If the trade deficit figure is real and the people of the United States continue to go deeper in debt, then over time, we should be paying more money to these overseas owners of our debt. While the Census Bureau tracks the balance of trade, a separate government agency - U.S. Bureau of Economic Analysis - tracks national income including transfer payments to and from the United States. These transfer payments include interest, dividends, and reinvested earnings on assets. In 2013, these payments from the United States residents to foreign individuals totaled $569.5 billion. Payments from outside the United States to U.S. residents totaled $827.3 billion. This means that payments to the United States residents exceeded payment to foreign resident by over a quarter of a trillion dollars.
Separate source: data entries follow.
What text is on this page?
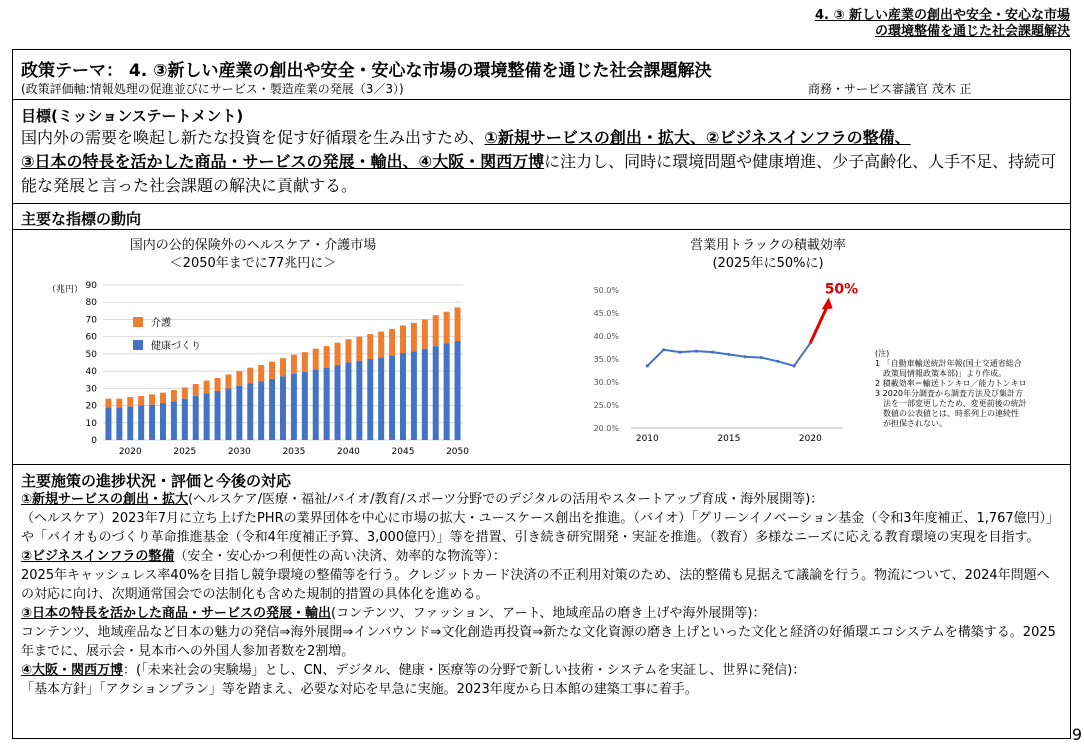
4. ③ 新しい産業の創出や安全・安心な市場
の環境整備を通じた社会課題解決
政策テーマ： 4. ③新しい産業の創出や安全・安心な市場の環境整備を通じた社会課題解決
(政策評価軸:情報処理の促進並びにサービス・製造産業の発展（3／3）)	商務・サービス審議官 茂木 正
目標(ミッションステートメント)
国内外の需要を喚起し新たな投資を促す好循環を生み出すため、①新規サービスの創出・拡大、②ビジネスインフラの整備、
③日本の特長を活かした商品・サービスの発展・輸出、④大阪・関西万博に注力し、同時に環境問題や健康増進、少子高齢化、人手不足、持続可能な発展と言った社会課題の解決に貢献する。
主要な指標の動向
国内の公的保険外のヘルスケア・介護市場
＜2050年までに77兆円に＞
（兆円）
0
10
20
30
40
50
60
70
80
90
2020	2025	2030	2035	2040	2045	2050
介護
健康づくり
営業用トラックの積載効率
(2025年に50%に)
20.0%
25.0%
30.0%
35.0%
40.0%
45.0%
50.0%
2010	2015	2020
50%
(注)
1 「自動車輸送統計年報(国土交通省総合
　政策局情報政策本部)」より作成。
2 積載効率＝輸送トンキロ／能力トンキロ
3 2020年分調査から調査方法及び集計方
　法を一部変更したため、変更前後の統計
　数値の公表値とは、時系列上の連続性
　が担保されない。
主要施策の進捗状況・評価と今後の対応

①新規サービスの創出・拡大(ヘルスケア/医療・福祉/バイオ/教育/スポーツ分野でのデジタルの活用やスタートアップ育成・海外展開等)：

（ヘルスケア）2023年7月に立ち上げたPHRの業界団体を中心に市場の拡大・ユースケース創出を推進。（バイオ）「グリーンイノベーション基金（令和3年度補正、1,767億円）」や「バイオものづくり革命推進基金（令和4年度補正予算、3,000億円）」等を措置、引き続き研究開発・実証を推進。（教育）多様なニーズに応える教育環境の実現を目指す。

②ビジネスインフラの整備（安全・安心かつ利便性の高い決済、効率的な物流等）：

2025年キャッシュレス率40%を目指し競争環境の整備等を行う。クレジットカード決済の不正利用対策のため、法的整備も見据えて議論を行う。物流について、2024年問題への対応に向け、次期通常国会での法制化も含めた規制的措置の具体化を進める。

③日本の特長を活かした商品・サービスの発展・輸出(コンテンツ、ファッション、アート、地域産品の磨き上げや海外展開等)：

コンテンツ、地域産品など日本の魅力の発信⇒海外展開⇒インバウンド⇒文化創造再投資⇒新たな文化資源の磨き上げといった文化と経済の好循環エコシステムを構築する。2025年までに、展示会・見本市への外国人参加者数を2割増。

④大阪・関西万博：(「未来社会の実験場」とし、CN、デジタル、健康・医療等の分野で新しい技術・システムを実証し、世界に発信)：

「基本方針」「アクションプラン」等を踏まえ、必要な対応を早急に実施。2023年度から日本館の建築工事に着手。

9
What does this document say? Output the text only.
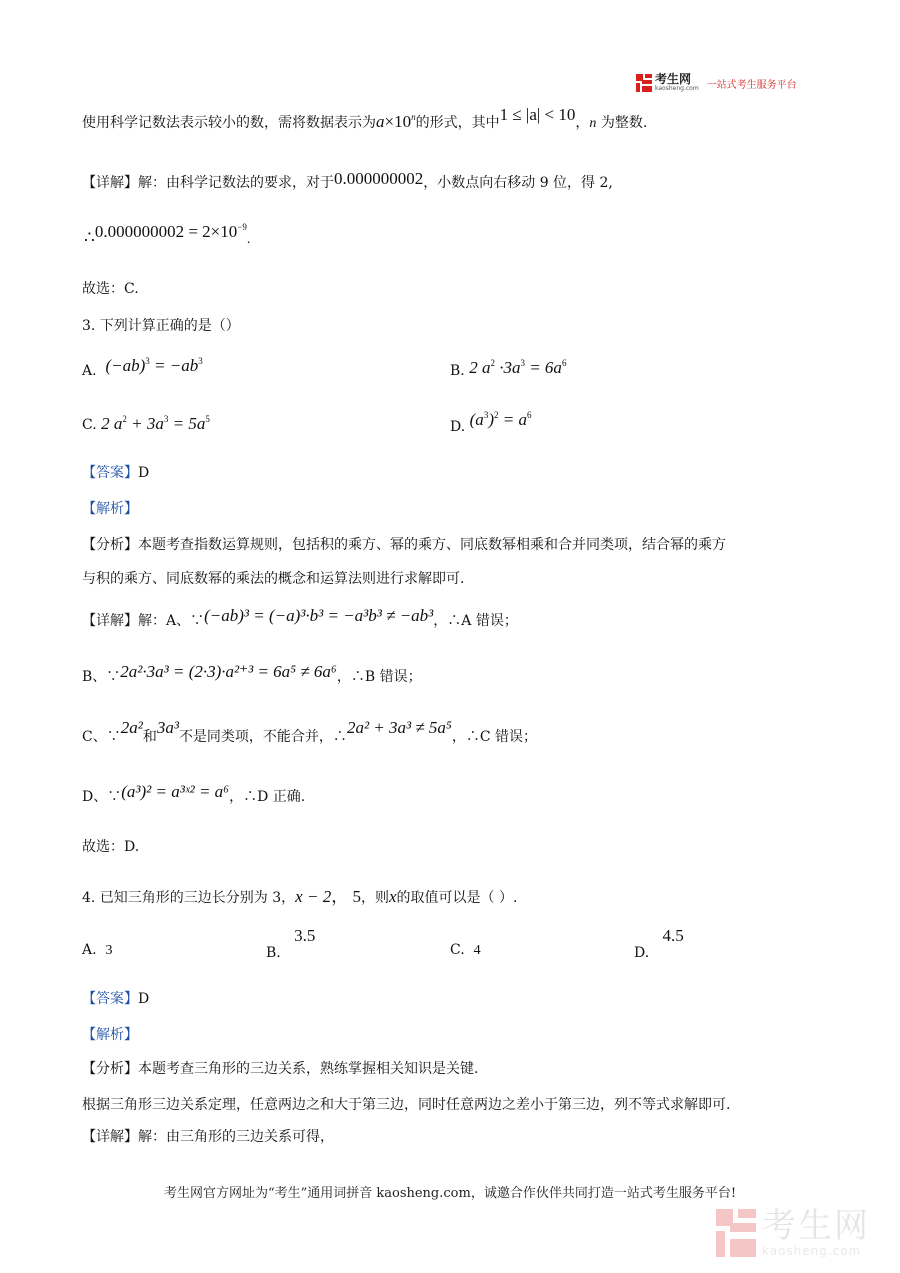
考生网
kaosheng.com 一站式考生服务平台
使用科学记数法表示较小的数，需将数据表示为$a\times 10^n$的形式，其中1 ≤ |a| < 10，n 为整数.
【详解】解：由科学记数法的要求，对于0.000000002，小数点向右移动 9 位，得 2,
∴0.000000002 = $2\times 10^{-9}$.
故选：C.
3. 下列计算正确的是（）
A. $(-ab)^3 = -ab^3$
B. 2 $a^2 \cdot 3a^3 = 6a^6$
C. 2 $a^2 + 3a^3 = 5a^5$	D. $(a^3)^2 = a^6$
【答案】D
【解析】
【分析】本题考查指数运算规则，包括积的乘方、幂的乘方、同底数幂相乘和合并同类项，结合幂的乘方
与积的乘方、同底数幂的乘法的概念和运算法则进行求解即可.
【详解】解：A、∵(−ab)³ = (−a)³·b³ = −a³b³ ≠ −ab³，∴A 错误；
B、∵2a²·3a³ = (2·3)·a²⁺³ = 6a⁵ ≠ 6a⁶，∴B 错误；
C、∵2a²和3a³不是同类项，不能合并，∴2a² + 3a³ ≠ 5a⁵，∴C 错误；
D、∵(a³)² = a³ˣ² = a⁶，∴D 正确.
故选：D.
4. 已知三角形的三边长分别为 3，x − 2， 5，则x的取值可以是（ ）.
A. 3	B.   3.5
C. 4	D.   4.5
【答案】D
【解析】
【分析】本题考查三角形的三边关系，熟练掌握相关知识是关键.
根据三角形三边关系定理，任意两边之和大于第三边，同时任意两边之差小于第三边，列不等式求解即可.
【详解】解：由三角形的三边关系可得，
考生网官方网址为“考生”通用词拼音 kaosheng.com，诚邀合作伙伴共同打造一站式考生服务平台!
考生网
kaosheng.com
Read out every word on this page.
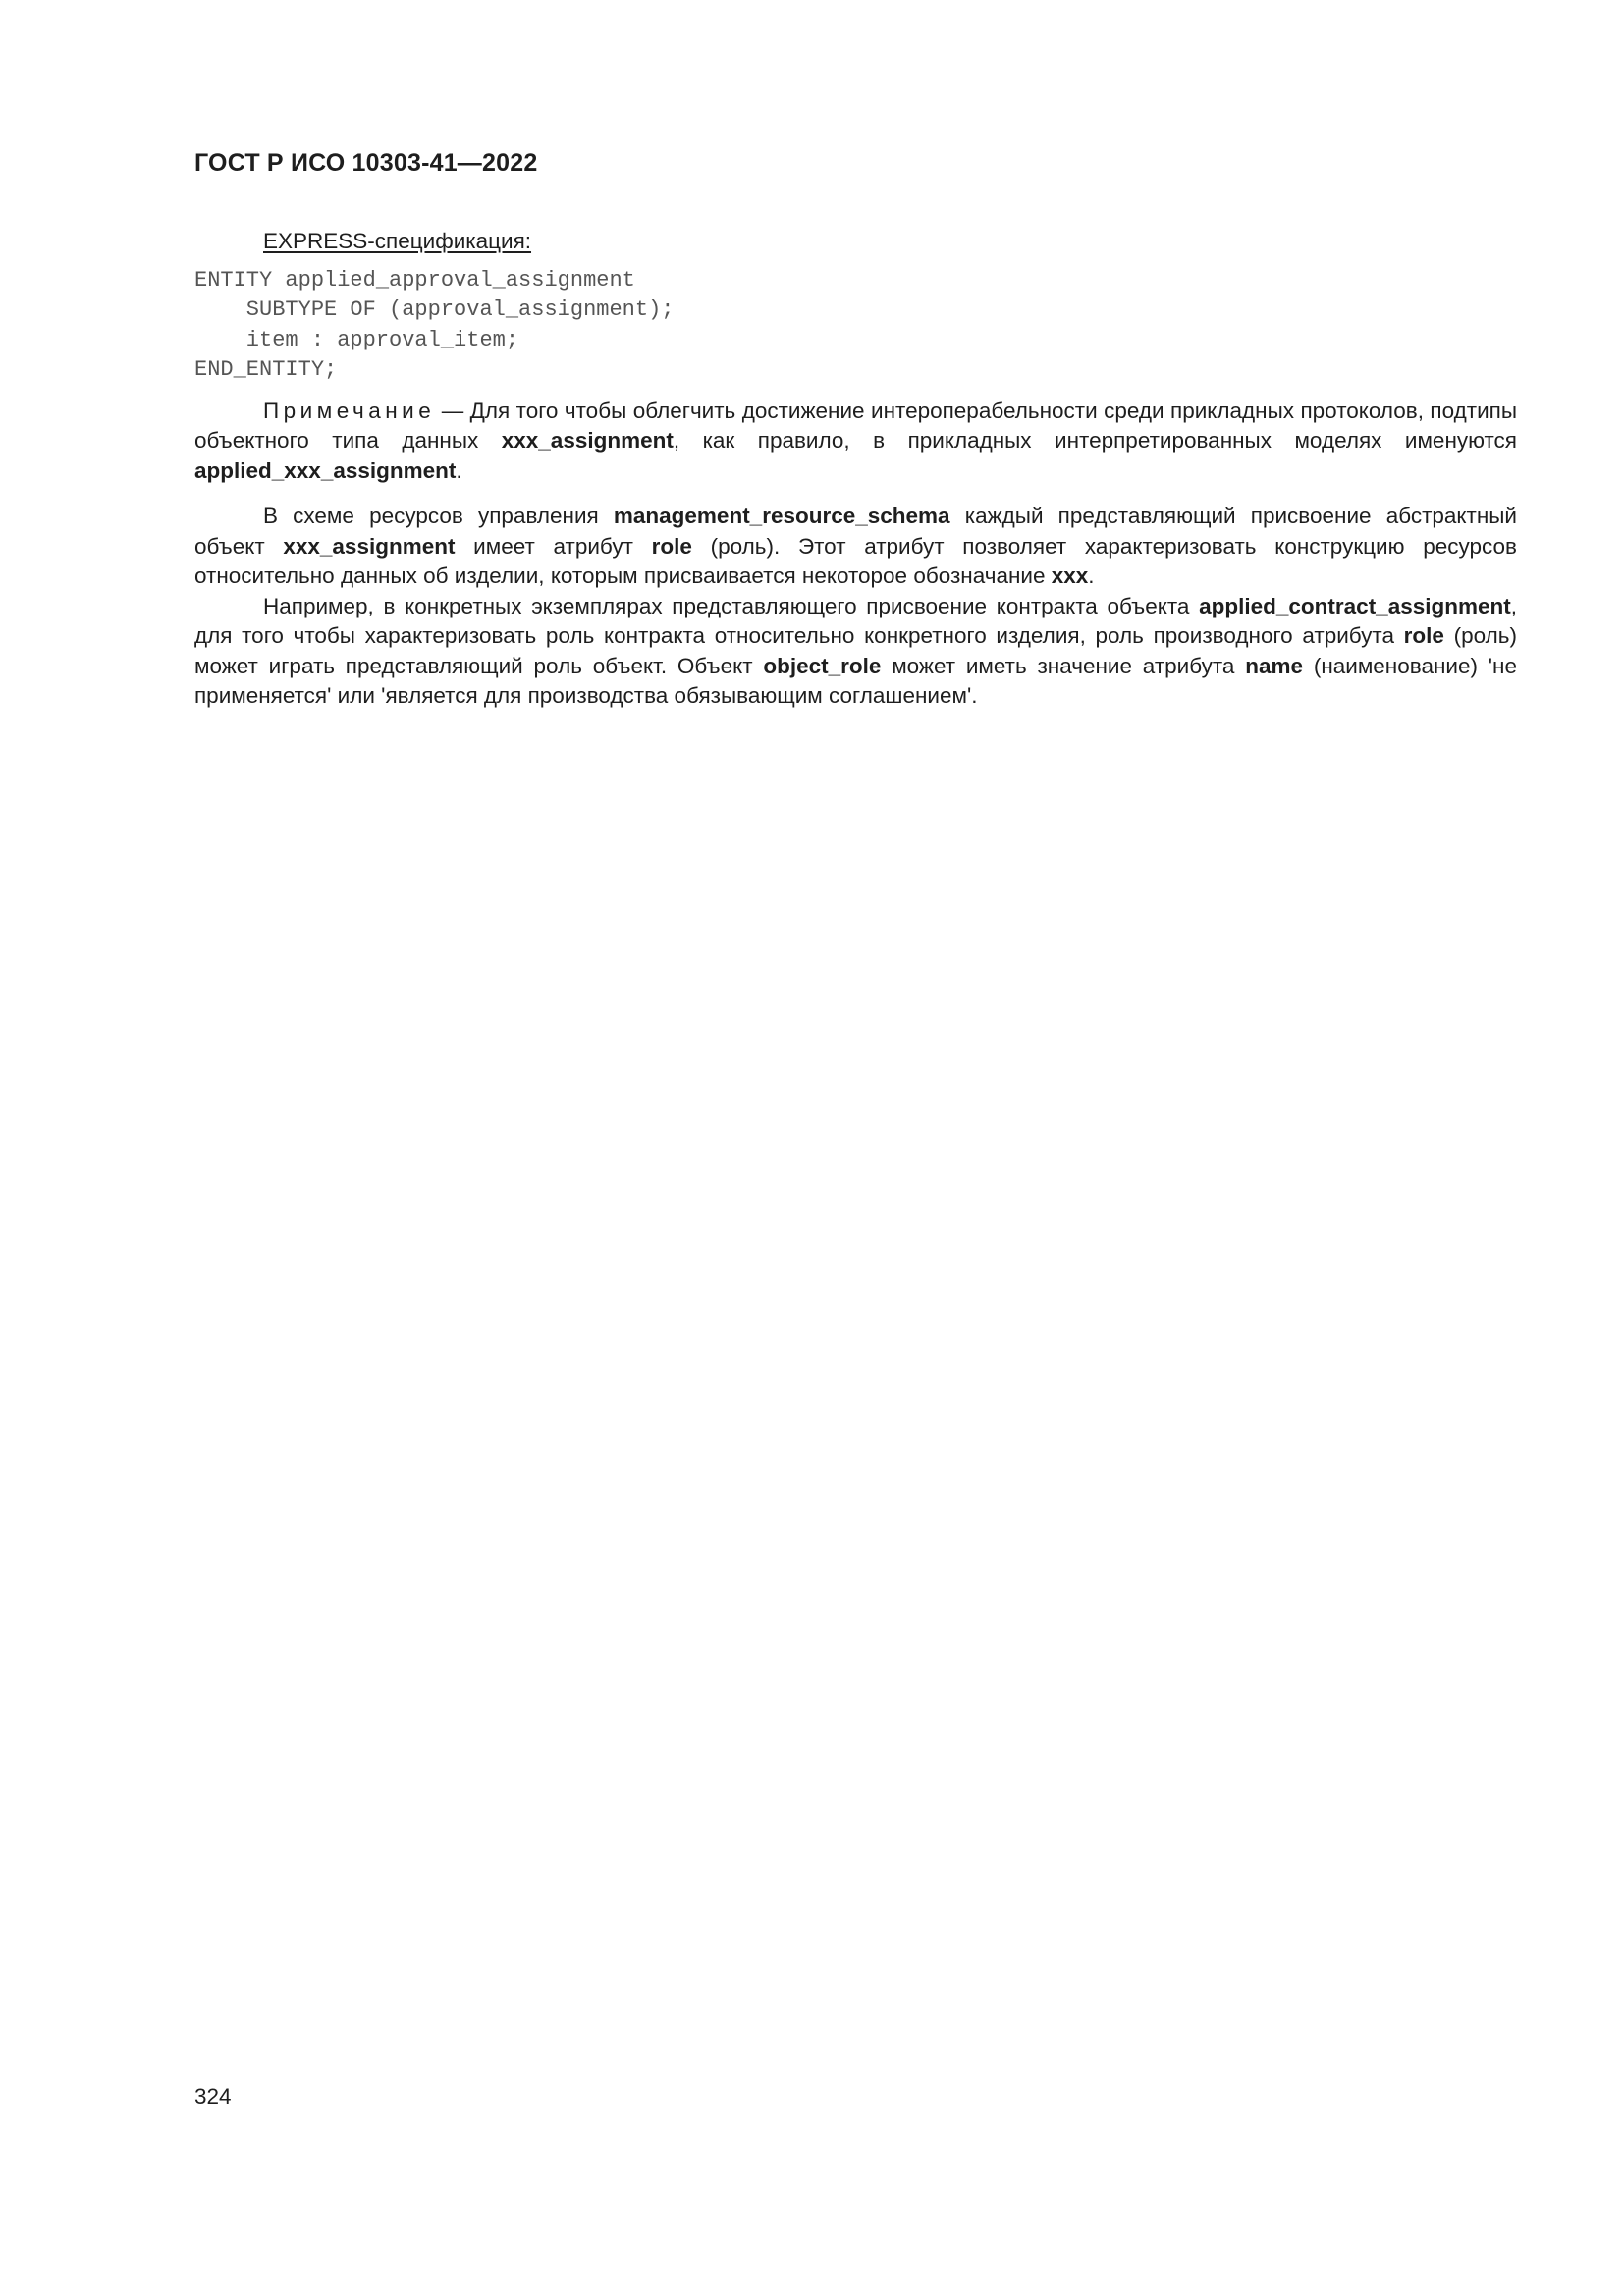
ГОСТ Р ИСО 10303-41—2022

EXPRESS-спецификация:

ENTITY applied_approval_assignment
SUBTYPE OF (approval_assignment);
item : approval_item;
END_ENTITY;

Примечание — Для того чтобы облегчить достижение интероперабельности среди прикладных протоколов, подтипы объектного типа данных xxx_assignment, как правило, в прикладных интерпретированных моделях именуются applied_xxx_assignment.

В схеме ресурсов управления management_resource_schema каждый представляющий присвоение абстрактный объект xxx_assignment имеет атрибут role (роль). Этот атрибут позволяет характеризовать конструкцию ресурсов относительно данных об изделии, которым присваивается некоторое обозначание xxx.

Например, в конкретных экземплярах представляющего присвоение контракта объекта applied_contract_assignment, для того чтобы характеризовать роль контракта относительно конкретного изделия, роль производного атрибута role (роль) может играть представляющий роль объект. Объект object_role может иметь значение атрибута name (наименование) 'не применяется' или 'является для производства обязывающим соглашением'.

324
This is a strong sign that the trade deficit number is not accurate. If one looks at the chart below containing both annual trade deficits and net income payments, the net income payments into the United States have been positive every year since 1960 and continue to grow. This is the opposite of what should occur from a real persistent trade deficit.

There are several reasons the trade deficit data is suspect. Since the United States has the highest corporate tax rate in the world at 35% plus state and local taxes, there are financial incentives to minimizing U.S. based profits. For a multinational company with manufacturing assets around the world, this can occur several ways: transfer pricing on imports and exports, contract pricing differences in raw materials, profit shifting to a low tax nations like Ireland or Singapore and moving corporate headquarters (now called "tax inversion").

The real danger from the trade deficit report is from politicians who attempt to restrict freedom in order to solve our trade deficit "problem." Individuals and companies respond to the rules they live under. Currently, the United States has the highest corporate tax rate and is one of the few countries that tax overseas earnings (this occurs when the earnings are brought back to the U.S.). This has provided the incentive to maximize overseas profits and to keep those foreign profits overseas. The trade deficit report is a better measure of U.S. corporate tax laws than any actual trade deficit. Real freedom to trade with others should not be sacrificed because of poor corporate tax laws.